If we think of soccer players as more traditional assets that companies hold on their balance sheet, then we are more likely to be able to quantify their value. In purely economic terms, assets are primarily considered valuable for the cash flow they can deliver to their organization. Soccer players are potentially valuable assets that can help teams generate revenue during a season and / or can be sold to other teams to bring in revenue in one-time transactions. The way we can quantify the impact of player’s on-field contribution to a team is by determining what impact winning has on generating revenue for the organization. In particular, how much more money does a team make in ticket, media, sponsorship, merchandise, concessions, and parking sales when it wins. Once this is determined then we can look at a player’s contribution to winning (i.e. what percentage of a team’s likelihood to win is attributed to a player) and determine his economic value.

Perhaps just as important as an individual player’s on field contribution, however, is his / her off-field impact. More specifically, fans want to see star players and star players do not necessarily mean players that solely help their teams win. Paul Pogba’s record breaking transfer fee to Manchester United is a good example of why off-field impact matters. Before Pogba stepped on the field for the Red Devils, Adidas was able to activate a social media campaign with substantial results. “At around midnight on 7th August, Adidas’ official Twitter account ‘accidentally” leaked a music video featuring Pogba, clad head to toe in Manchester United gear…The 48-second music video features Pogba dancing alongside Stormzy as he raps a verse from his song, ‘Nigo Duppy’. Instantly catchy and shareable, the video had been viewed six million times on Twitter by the end of the day. To put that in perspective, Pogba’s six million views in a day dwarfs the 318,000 views that Granit Xhaka’s Arsenal announcement video received, and dominates the 278,000 achieved by Chelsea’s account as they unveiled N’Golo Kante.” Pogba’s star power translated into immediate success for both United and Adidas.

Pogba also shows how player valuations are highly context dependent and can vary widely by team. For starters, a value of a win varies drastically by team, especially in a sport that financially rewards positive performance as much as European soccer. Two additional league wins for Arsenal FC in 2016/2017 would have resulted in a champions league spot and a nice paycheck of $14 million. Contrast that to fellow London club West Ham where two additional wins would have moved them from 11th to 9th which would lead to no monetary reward. In addition, a player’s ability to command attention will be different on different teams. For example, seven out of the top-ten selling jerseys in MLS came from European players in 2016 that had previously played for long stretches on the continent. While the star power of someone like David Villa has faded in La Liga in Spain, these type of players do have the ability to generate significant revenue for teams in the MLS that is not dependent on how much or how well they play in the MLS.  

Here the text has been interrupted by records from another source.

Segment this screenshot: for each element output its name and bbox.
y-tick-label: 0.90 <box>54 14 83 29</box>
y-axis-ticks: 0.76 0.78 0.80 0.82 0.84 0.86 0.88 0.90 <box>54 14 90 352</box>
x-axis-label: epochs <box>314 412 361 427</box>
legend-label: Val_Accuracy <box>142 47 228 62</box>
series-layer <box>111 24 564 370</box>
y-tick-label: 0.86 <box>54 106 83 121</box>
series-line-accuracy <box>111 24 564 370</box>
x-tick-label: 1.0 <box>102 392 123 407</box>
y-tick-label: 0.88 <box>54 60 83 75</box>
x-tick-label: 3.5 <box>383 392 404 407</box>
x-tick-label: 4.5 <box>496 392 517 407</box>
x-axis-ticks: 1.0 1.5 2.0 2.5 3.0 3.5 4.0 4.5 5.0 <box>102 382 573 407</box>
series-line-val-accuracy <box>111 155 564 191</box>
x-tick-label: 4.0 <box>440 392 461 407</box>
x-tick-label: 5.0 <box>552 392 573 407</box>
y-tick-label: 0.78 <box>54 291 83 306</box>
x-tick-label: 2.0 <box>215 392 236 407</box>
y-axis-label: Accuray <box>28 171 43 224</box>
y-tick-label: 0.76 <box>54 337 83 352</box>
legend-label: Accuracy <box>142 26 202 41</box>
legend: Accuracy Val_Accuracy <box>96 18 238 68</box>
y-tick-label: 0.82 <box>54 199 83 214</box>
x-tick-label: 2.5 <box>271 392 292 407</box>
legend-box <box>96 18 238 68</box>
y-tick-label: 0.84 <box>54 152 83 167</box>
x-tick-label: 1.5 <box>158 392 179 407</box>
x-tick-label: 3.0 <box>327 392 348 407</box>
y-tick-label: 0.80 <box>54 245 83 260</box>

Block Six Analytics Revenue Above Replacement (RAR) is designed specifically to examine how a player’s on-field and off-field performance helps a team generate top-line revenue growth. We first determine how much of a team’s revenue is generated by on-field and off-field performance. We then determine an athlete’s contribution to winning and his / her overall ability to engage with fans, media, and sponsors in ways that generate revenue for a team. Therefore, RAR calculates the revenue a player would generate given a specific team at a specific time using a comprehensive, data-driven, and context dependent starting point in evaluating players. Taking this approach enables us answer the question about how much a player is worth.